A:

The owner of a Flexible Spending Account (FSA) can use money from the account on various eye surgery procedures, including laser-assisted in situ keratomileusis (LASIK). The U.S. Internal Revenue Service (IRS) allows FSA distributions to be used for qualified medical and dental expenses that help prevent and alleviate diseases.

Flexible Spending Accounts

Only an eligible employer can start an FSA plan, while self-employed individuals are not allowed to open and maintain FSA accounts. The IRS allows a maximum contribution of $2,550 to an FSA in 2015. Contributions are exempt from federal income and employment taxes. Distributions are exempt from federal and employment tax only if an individual withdraws an amount not exceeding his contribution in that year and uses the funds for qualified medical expenses. An FSA owner can spend his funds on qualified medical expenses incurred by him, his spouse, dependents claimed on his tax return and his children under age 27.

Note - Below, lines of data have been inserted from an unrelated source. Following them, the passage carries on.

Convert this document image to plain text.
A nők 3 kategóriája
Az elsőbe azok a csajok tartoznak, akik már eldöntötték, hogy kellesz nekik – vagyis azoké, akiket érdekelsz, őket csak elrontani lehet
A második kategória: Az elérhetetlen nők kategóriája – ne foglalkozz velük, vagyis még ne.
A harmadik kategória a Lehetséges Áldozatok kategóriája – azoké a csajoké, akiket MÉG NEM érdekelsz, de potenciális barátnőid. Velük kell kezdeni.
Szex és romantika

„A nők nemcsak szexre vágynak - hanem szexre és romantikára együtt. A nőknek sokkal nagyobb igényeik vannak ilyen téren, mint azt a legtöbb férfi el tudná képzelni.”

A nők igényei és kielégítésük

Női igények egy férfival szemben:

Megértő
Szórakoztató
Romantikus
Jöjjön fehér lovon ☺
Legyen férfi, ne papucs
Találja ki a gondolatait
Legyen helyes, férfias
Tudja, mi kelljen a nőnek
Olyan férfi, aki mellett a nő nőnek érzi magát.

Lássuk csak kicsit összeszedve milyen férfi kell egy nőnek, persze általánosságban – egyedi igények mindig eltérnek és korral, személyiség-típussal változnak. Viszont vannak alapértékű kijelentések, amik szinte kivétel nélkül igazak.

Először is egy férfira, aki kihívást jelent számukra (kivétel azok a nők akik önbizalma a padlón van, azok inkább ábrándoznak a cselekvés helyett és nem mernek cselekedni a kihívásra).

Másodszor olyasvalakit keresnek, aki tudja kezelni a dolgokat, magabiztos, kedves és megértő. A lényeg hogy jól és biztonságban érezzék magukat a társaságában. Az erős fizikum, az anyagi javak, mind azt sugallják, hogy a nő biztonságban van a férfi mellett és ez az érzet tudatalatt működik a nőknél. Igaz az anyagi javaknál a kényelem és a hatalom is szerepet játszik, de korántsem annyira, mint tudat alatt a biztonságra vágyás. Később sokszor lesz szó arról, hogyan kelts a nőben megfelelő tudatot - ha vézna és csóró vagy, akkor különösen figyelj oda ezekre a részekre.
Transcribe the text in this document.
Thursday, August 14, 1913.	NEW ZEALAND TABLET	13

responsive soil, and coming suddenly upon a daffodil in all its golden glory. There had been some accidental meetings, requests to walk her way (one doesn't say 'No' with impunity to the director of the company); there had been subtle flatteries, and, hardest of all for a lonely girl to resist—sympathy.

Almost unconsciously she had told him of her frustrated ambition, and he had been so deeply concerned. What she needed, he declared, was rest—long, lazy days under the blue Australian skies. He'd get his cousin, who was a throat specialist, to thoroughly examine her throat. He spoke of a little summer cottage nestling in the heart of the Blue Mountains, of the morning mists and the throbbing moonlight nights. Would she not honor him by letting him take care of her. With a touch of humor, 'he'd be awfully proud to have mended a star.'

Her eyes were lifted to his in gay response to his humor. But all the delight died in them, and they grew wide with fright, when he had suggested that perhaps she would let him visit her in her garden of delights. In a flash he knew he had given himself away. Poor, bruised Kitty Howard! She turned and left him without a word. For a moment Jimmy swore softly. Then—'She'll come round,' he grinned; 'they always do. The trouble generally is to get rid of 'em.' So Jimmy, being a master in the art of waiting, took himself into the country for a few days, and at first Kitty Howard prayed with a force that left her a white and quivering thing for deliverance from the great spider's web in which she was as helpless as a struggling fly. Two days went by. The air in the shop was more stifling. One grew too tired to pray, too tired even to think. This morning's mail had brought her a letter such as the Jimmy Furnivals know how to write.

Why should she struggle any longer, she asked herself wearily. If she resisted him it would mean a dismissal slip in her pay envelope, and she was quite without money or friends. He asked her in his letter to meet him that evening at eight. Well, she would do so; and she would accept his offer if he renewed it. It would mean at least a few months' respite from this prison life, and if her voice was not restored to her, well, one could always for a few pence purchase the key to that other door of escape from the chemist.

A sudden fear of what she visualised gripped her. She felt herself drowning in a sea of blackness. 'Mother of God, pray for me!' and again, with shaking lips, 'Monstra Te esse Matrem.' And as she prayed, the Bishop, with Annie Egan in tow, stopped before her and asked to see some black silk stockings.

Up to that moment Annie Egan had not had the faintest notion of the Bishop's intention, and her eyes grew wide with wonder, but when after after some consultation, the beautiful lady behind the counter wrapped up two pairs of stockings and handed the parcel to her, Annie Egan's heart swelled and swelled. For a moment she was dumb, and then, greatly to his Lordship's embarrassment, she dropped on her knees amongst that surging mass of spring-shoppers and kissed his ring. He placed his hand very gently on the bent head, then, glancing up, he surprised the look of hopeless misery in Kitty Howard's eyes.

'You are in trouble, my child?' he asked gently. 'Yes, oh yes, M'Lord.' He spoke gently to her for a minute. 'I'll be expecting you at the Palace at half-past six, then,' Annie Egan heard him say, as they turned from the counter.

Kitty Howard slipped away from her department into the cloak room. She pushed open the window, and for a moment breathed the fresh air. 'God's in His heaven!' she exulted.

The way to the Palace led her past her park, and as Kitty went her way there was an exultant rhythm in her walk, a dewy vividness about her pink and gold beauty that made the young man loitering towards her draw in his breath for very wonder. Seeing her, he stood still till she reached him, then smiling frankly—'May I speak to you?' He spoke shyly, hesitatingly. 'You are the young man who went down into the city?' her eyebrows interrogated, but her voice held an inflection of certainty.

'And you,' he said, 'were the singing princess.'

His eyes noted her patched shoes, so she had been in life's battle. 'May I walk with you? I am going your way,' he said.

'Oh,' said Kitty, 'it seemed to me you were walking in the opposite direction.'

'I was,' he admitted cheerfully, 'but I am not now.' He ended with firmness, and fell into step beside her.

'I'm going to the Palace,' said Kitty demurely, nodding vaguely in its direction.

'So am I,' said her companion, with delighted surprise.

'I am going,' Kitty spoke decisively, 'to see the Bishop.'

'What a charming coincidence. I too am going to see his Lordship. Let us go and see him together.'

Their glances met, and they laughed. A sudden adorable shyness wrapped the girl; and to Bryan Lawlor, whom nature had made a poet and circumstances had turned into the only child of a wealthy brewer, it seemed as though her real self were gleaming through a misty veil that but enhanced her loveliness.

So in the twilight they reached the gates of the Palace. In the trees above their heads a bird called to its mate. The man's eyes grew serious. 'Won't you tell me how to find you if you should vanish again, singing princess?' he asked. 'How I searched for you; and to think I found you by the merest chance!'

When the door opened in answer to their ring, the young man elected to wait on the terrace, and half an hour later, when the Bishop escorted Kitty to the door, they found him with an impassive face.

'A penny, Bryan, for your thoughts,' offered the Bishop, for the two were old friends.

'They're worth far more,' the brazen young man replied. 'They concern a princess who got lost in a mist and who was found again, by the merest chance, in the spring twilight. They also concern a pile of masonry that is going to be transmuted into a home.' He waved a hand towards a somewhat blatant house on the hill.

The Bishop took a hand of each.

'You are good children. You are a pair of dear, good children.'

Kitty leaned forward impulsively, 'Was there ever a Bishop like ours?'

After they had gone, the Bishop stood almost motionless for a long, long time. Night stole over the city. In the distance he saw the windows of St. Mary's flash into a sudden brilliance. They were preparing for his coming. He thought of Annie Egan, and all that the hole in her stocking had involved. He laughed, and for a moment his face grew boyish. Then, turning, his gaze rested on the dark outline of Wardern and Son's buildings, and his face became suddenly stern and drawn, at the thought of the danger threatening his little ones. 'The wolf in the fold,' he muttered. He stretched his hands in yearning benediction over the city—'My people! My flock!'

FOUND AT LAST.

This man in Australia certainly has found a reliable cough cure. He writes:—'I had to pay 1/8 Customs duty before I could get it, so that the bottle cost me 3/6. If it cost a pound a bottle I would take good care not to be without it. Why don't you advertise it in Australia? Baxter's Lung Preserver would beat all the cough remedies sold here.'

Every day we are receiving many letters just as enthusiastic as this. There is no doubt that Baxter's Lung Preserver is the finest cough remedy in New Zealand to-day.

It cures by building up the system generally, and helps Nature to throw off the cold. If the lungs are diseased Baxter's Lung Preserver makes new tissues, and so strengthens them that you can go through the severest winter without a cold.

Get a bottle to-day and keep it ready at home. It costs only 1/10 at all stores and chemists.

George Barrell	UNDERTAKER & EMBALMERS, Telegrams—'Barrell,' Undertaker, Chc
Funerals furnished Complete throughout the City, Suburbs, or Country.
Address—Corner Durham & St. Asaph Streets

Qualified Medical Expenses

Qualified medical expenses include costs necessary to treat or alleviate a health issue. Medical expenses, especially drugs, typically must be accompanied by a doctor’s prescription, except for insulin. Even if an individual bought an over-the-counter medication, he must obtain a doctor’s note that prescribes him a particular drug. Qualified medical expenses also include various vision and dental procedures, such as LASIK, teeth cleaning, braces, sealants, fillings and X-rays.

The IRS disallows expenses incurred on various cosmetic procedures, including liposuction, face-lifts and body parts correction. However, the IRS allows certain cosmetic surgery expenses if these procedures are done to correct disfigurements caused by illnesses, trauma or accidents.